Much of the late horse-trading was aimed at winning over Republican Senator Lisa Murkowski of Alaska, who had signaled she would vote against the bill without significant alterations.
The final Senate bill included two provisions that helped secure her vote: one that sends more food-aid funding to Alaska and several other states, and another providing $50 billion to help rural hospitals cope with the sweeping cuts to Medicaid. Following the vote, Murkowski issued a statement calling it one of the hardest of her Senate career said she had voted yes despite some continued reservations. “This has been an awful process — a frantic rush to meet an artificial deadline that has tested every limit of this institution,” she said. “This bill needs more work across chambers and is not ready for the President’s desk.”

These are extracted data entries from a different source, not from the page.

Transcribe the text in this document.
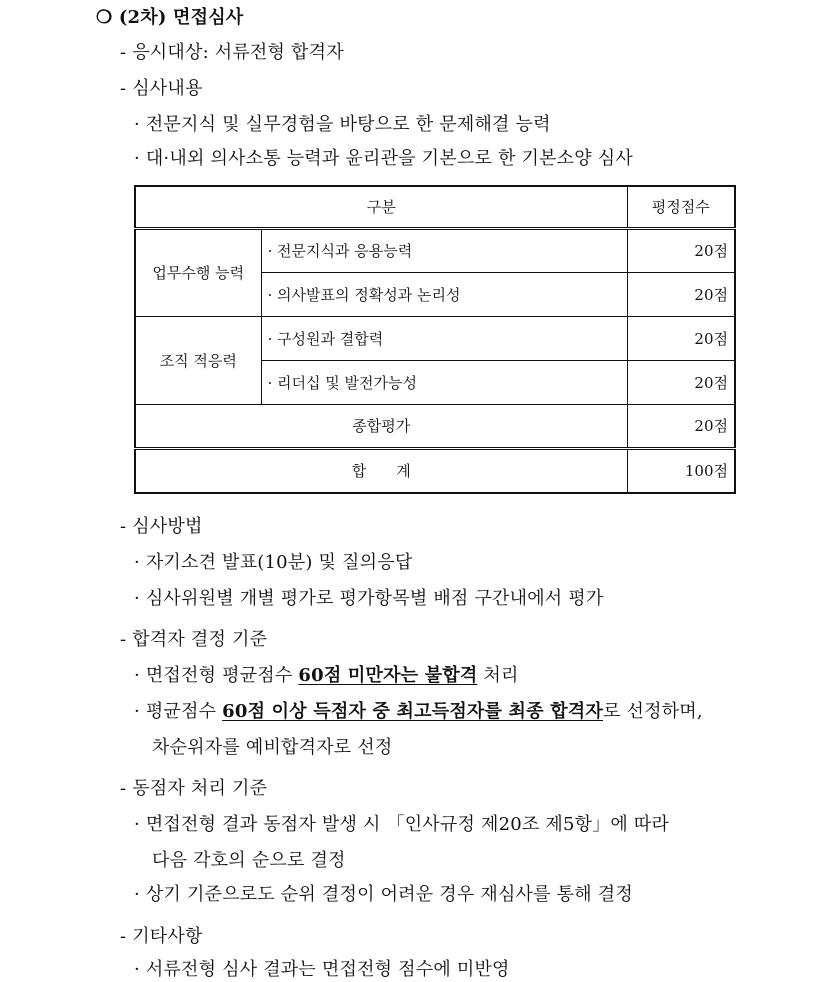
❍ (2차) 면접심사
- 응시대상: 서류전형 합격자
- 심사내용
· 전문지식 및 실무경험을 바탕으로 한 문제해결 능력
· 대·내외 의사소통 능력과 윤리관을 기본으로 한 기본소양 심사
구분		평정점수
업무수행 능력	· 전문지식과 응용능력	20점
	· 의사발표의 정확성과 논리성	20점
조직 적응력	· 구성원과 결합력	20점
	· 리더십 및 발전가능성	20점
종합평가		20점
합　　계		100점
- 심사방법
· 자기소견 발표(10분) 및 질의응답
· 심사위원별 개별 평가로 평가항목별 배점 구간내에서 평가
- 합격자 결정 기준
· 면접전형 평균점수 60점 미만자는 불합격 처리
· 평균점수 60점 이상 득점자 중 최고득점자를 최종 합격자로 선정하며,
차순위자를 예비합격자로 선정
- 동점자 처리 기준
· 면접전형 결과 동점자 발생 시 「인사규정 제20조 제5항」에 따라
다음 각호의 순으로 결정
· 상기 기준으로도 순위 결정이 어려운 경우 재심사를 통해 결정
- 기타사항
· 서류전형 심사 결과는 면접전형 점수에 미반영
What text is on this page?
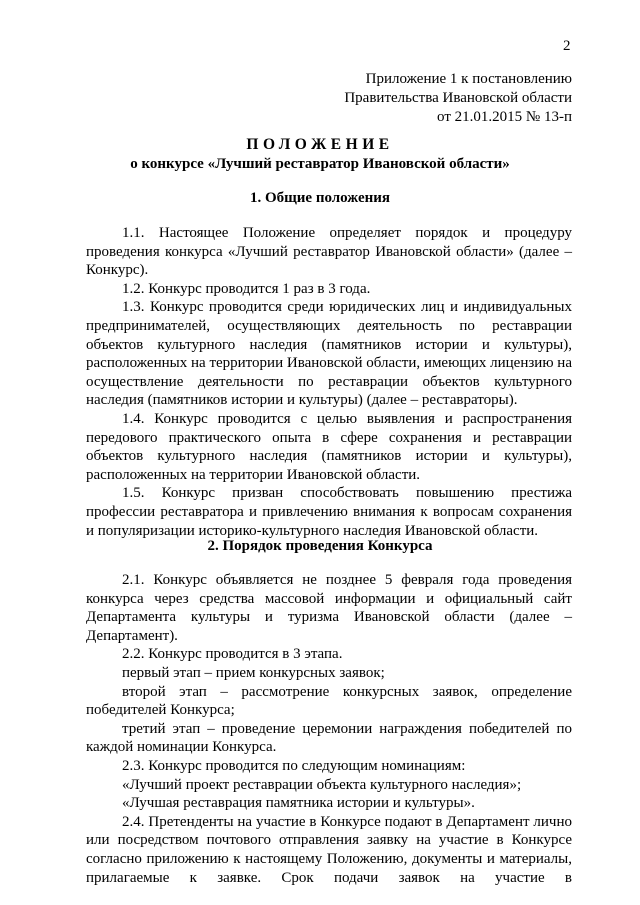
2
Приложение 1 к постановлению
Правительства Ивановской области
от 21.01.2015 № 13-п
ПОЛОЖЕНИЕ
о конкурсе «Лучший реставратор Ивановской области»
1. Общие положения

1.1. Настоящее Положение определяет порядок и процедуру проведения конкурса «Лучший реставратор Ивановской области» (далее – Конкурс).

1.2. Конкурс проводится 1 раз в 3 года.

1.3. Конкурс проводится среди юридических лиц и индивидуальных предпринимателей, осуществляющих деятельность по реставрации объектов культурного наследия (памятников истории и культуры), расположенных на территории Ивановской области, имеющих лицензию на осуществление деятельности по реставрации объектов культурного наследия (памятников истории и культуры) (далее – реставраторы).

1.4. Конкурс проводится с целью выявления и распространения передового практического опыта в сфере сохранения и реставрации объектов культурного наследия (памятников истории и культуры), расположенных на территории Ивановской области.

1.5. Конкурс призван способствовать повышению престижа профессии реставратора и привлечению внимания к вопросам сохранения и популяризации историко-культурного наследия Ивановской области.

2. Порядок проведения Конкурса

2.1. Конкурс объявляется не позднее 5 февраля года проведения конкурса через средства массовой информации и официальный сайт Департамента культуры и туризма Ивановской области (далее – Департамент).

2.2. Конкурс проводится в 3 этапа.

первый этап – прием конкурсных заявок;

второй этап – рассмотрение конкурсных заявок, определение победителей Конкурса;

третий этап – проведение церемонии награждения победителей по каждой номинации Конкурса.

2.3. Конкурс проводится по следующим номинациям:

«Лучший проект реставрации объекта культурного наследия»;

«Лучшая реставрация памятника истории и культуры».

2.4. Претенденты на участие в Конкурсе подают в Департамент лично или посредством почтового отправления заявку на участие в Конкурсе согласно приложению к настоящему Положению, документы и материалы, прилагаемые к заявке. Срок подачи заявок на участие в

The vote in the House, where Republicans hold a 220-212 majority, is likely to be close. A White House official told reporters that Trump would be “deeply involved” in pushing House Republicans to approve the bill.
“It’s a great bill. There is something for everyone,” Trump said at an event in Florida on Tuesday. “And I think it’s going to go very nicely in the House.”
An initial version passed with only two votes to spare in May, and several House Republicans have said they do not support the Senate version, which the nonpartisan Congressional Budget Office estimates will add $800 billion more to the national debt than the House version.
Republicans have struggled to balance conservatives’ demands for deeper spending cuts to reduce the impact on the deficit with moderate lawmakers’ concerns that the Medicaid cuts could hurt their constituents, including service cutbacks in rural areas.
The House Freedom Caucus, a group of hard-line conservatives who repeatedly threatened to withhold their support for the tax bill, has criticized the Senate version’s price tag.
“There’s a significant number who are concerned,” Republican Representative Chip Roy, a member of the Freedom Caucus, said of the Senate bill.
A group of more moderate House Republicans, especially those who represent lower-income areas, have objected to the steeper Medicaid cuts in the Senate’s plan.
Meanwhile, Republicans have faced separate concerns from a handful of House Republicans from high-tax states, including New York, New Jersey and California, who have demanded a larger tax break for state and local tax payments. The legislation has also drawn criticism from billionaire Elon Musk, the former Trump ally who has railed against the bill’s enormous cost and vowed to back challengers to Republican lawmakers in next year’s midterm elections.
House Democrats are expected to remain unanimously opposed to the bill.
“This is the largest assault on American health care in history,” House Democratic Leader Hakeem Jeffries told reporters. “It’s the largest assault on nutrition in American history.”
The Senate bill would deliver some of its biggest benefits to the top 1 percent of US households, earning $663,000 or more in 2025, according to the Tax Foundation. These high earners would gain the most from the bill’s tax cuts, the CBO has said. Independent analysts have said the bill’s tightening of eligibility for food and health safety net programs would effectively reduce poor Americans’ incomes and increase their costs for food and health care.
The nonpartisan Congressional Budget Office forecast that nearly 12 million more people would become uninsured under the Senate plan. The bill’s increase in the national debt effectively serves as a wealth transfer from younger to older Americans, nonpartisan analysts have said.
Senate Democratic Leader Chuck Schumer said the vote “covered this chamber in shame,” adding that the bill would be “ripping health care away from millions of Americans, taking the food out of the mouths of hungry kids.”
Republicans rejected the cost estimate generated by the CBO’s longstanding methodology and have argued the Medicaid cuts would only root out “waste, fraud and abuse” from the system.
Following the vote, Senate Majority Leader John Thune said the bill “will permanently extend tax relief for hard-working Americans...that will spur economic growth and more jobs and opportunities for American workers.”